Cheap vegans!
November 7th, 2007 @ 7:30Veganmofo: I have never tried vegan cheese. Or; We’re cheap vegans here.
I’m a cheap vegan. Our food budget is very limited and doesn’t allow for extravagances and neither does our non food budget. Need a haircut? Maybe next month. A new pair of jeans? It can wait! With that said, I can finally confess that I’ve never tried any store bought vegan cheese. And that I don’t think I’ve ever bought any pate for our sandwiches. We try to buy organic produce when it’s possible but I just can’t justify paying buttloads for something I can make myself. I make un-cheese at home on a regular basis, we think it’s tasty and it’s relatively cheap. My sister who’s been a vegan for years was visiting recently and I made some un-cheese for her too. She disliked it intensely because it tasted nothing like normal vegan cheese. I wouldn’t know and gladly gobble it down every day we have it.
Living cheap can actually be very fulfilling, it might sound weird but every month we make it seems like such an accomplishment. While we try to eat good food we often fall back to a cheap favourite, soup. You can put pretty much anything into hot broth and it’s delicious. I know us vegans are supposed to have rice and beans all the time, but I just don’t like that, ok? I like hot soups with some bread on the side! Or a big stew packed with vegetables.
They key to living cheap is to not let things go to waste. Even if you bought those potatoes for such a low price it’s almost silly your still wasting every bit of that when you have to throw them. Throwing money away is always a waste whether it’s just pocket change or big notes. We often freeze left over food for me to take to work. And if my soymilk is going to go off soon and we have plenty left, what’s better than baking some scones to have for breakfast? You’re not wasting the milk AND it’s a luxury.
I also try to bake our bread as often as I can, we pay four times the price for a loaf in the store. I don’t have time all that often but every time I bake a loaf instaed of buying a loaf I’m saving some money.
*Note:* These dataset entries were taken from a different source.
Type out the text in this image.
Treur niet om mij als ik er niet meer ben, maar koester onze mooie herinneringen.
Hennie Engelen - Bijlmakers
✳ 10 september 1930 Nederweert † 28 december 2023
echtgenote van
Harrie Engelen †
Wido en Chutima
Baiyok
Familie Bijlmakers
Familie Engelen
Do you have any good tips for living cheap? I need every piece of advice I can get (maybe one day I’ll have saved up enough to buy that vegan cheese people are talking about!).
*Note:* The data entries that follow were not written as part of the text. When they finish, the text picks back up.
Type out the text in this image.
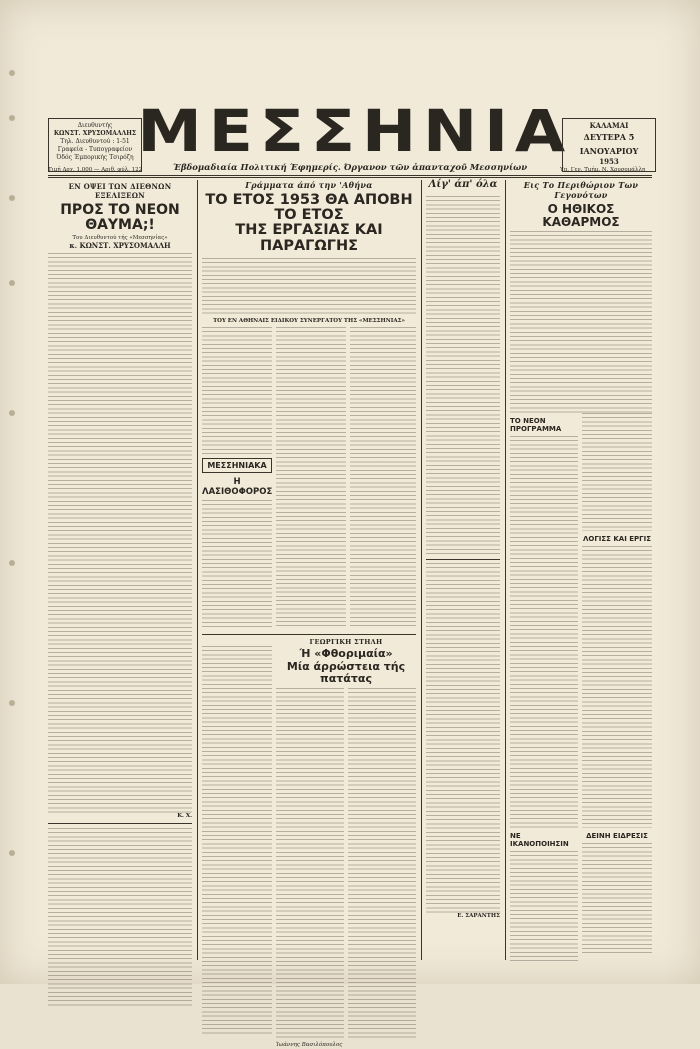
Διευθυντής
ΚΩΝΣΤ. ΧΡΥΣΟΜΑΛΛΗΣ
Τηλ. Διευθυντού : 1-51
Γραφεία - Τυπογραφείον
Όδός Έμπορικής Τσιρόζη ΜΕΣΣΗΝΙΑ	ΚΑΛΑΜΑΙ
ΔΕΥΤΕΡΑ 5 ΙΑΝΟΥΑΡΙΟΥ
1953
Έβδομαδιαία Πολιτική Έφημερίς. Όργανον τῶν ἀπανταχοῦ Μεσσηνίων
Τιμή Δρχ. 1.000 — Αριθ. φύλ. 122	Υπ. Γεν. Τμήμ. Ν. Χρυσομάλλη
ΕΝ ΟΨΕΙ ΤΩΝ ΔΙΕΘΝΩΝ ΕΞΕΛΙΞΕΩΝ
ΠΡΟΣ ΤΟ ΝΕΟΝ ΘΑΥΜΑ;!
Του Διευθυντού τής «Μεσσηνίας»
κ. ΚΩΝΣΤ. ΧΡΥΣΟΜΑΛΛΗ
Κ. Χ.
Γράμματα άπό την 'Αθήνα
ΤΟ ΕΤΟΣ 1953 ΘΑ ΑΠΟΒΗ ΤΟ ΕΤΟΣ
ΤΗΣ ΕΡΓΑΣΙΑΣ ΚΑΙ ΠΑΡΑΓΩΓΗΣ
ΤΟΥ ΕΝ ΑΘΗΝΑΙΣ ΕΙΔΙΚΟΥ ΣΥΝΕΡΓΑΤΟΥ ΤΗΣ «ΜΕΣΣΗΝΙΑΣ»
ΜΕΣΣΗΝΙΑΚΑ
Η ΛΑΣΙΘΟΦΟΡΟΣ
ΓΕΩΡΓΙΚΗ ΣΤΗΛΗ
Ή «Φθοριμαία»
Μία άρρώστεια τής πατάτας
Ίωάννης Βασιλόπουλος
Λίγ' άπ' όλα
Ε. ΣΑΡΑΝΤΗΣ
Εις Το Περιθώριον Των Γεγονότων
Ο ΗΘΙΚΟΣ ΚΑΘΑΡΜΟΣ
ΤΟ ΝΕΟΝ ΠΡΟΓΡΑΜΜΑ
ΝΕ ΙΚΑΝΟΠΟΙΗΣΙΝ
ΛΟΓΙΣΣ ΚΑΙ ΕΡΓΙΣ
ΔΕΙΝΗ ΕΙΔΡΕΣΙΣ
And, I have a spamiversary! 1000 spam commens bisches, keep em coming!
“Akismet has protected your site from 1,000 spam comments.”






Store-bought vegan cheese isn’t all that great, so you’re not missing out on much. Tofutti is very delicious, but it’s the only exception. I actually prefer making my own ‘cheese’ from scratch, rather than buying that plastic-tasting, sodium-filled crap.
It’s so difficult for me to budget when I love to cook and organic produce and vegan baking items are so expensive! I wish I had some advice, but I think I’m in need of some too!
Comment by Suzie - November 7th, 2007 at 3:27 pmshop from the bulk bins for spices and staples. it’s less than half price! and, seems to be fresher and taste better anyways. i buy all of my spices, flours, pastas, grains, nooch, whatever i can, in bulk.
i agree with suzie, home made uncheese is way way better than the storebought varieties!
Comment by Joni - November 7th, 2007 at 4:34 pmCan you post the recipe for the un-cheese. I would really try to make it.
Comment by daniel - November 7th, 2007 at 6:00 pmHomemade cheeze is definately the way to go. I didn’t try storebought until a year after I went vegan, and even to this day I’ve only had it once. It wasn’t my thing. I live by a no package philosophy. If I can make it at home, and don’t have to buy it packaged, I do. It saves waste, and money!
Comment by Kayla - November 8th, 2007 at 1:02 amI agree, sometimes the cheese isn’t all that great.
When i shop, if i see something so cheap, i buy as much as i can afford at that time, because later when i need it. it will be at full price. Big bags of lentils in ethnic stores are great. Hugggge bag 6 bucks. Bulk baby!
How do you make vegan cheese?
Comment by Candice - November 8th, 2007 at 2:59 amFind out when your local supermarket marks down produce. Where I am, the supermarkets (used to) close every Sunday, so Saturday afternoon they marked down everything fresh–bread, fruit and veg, and meat (ack!). Now Sunday trading is legal, but still, after 7 pm the bread is marked down. Scout around and see if you can take advantage of something like that.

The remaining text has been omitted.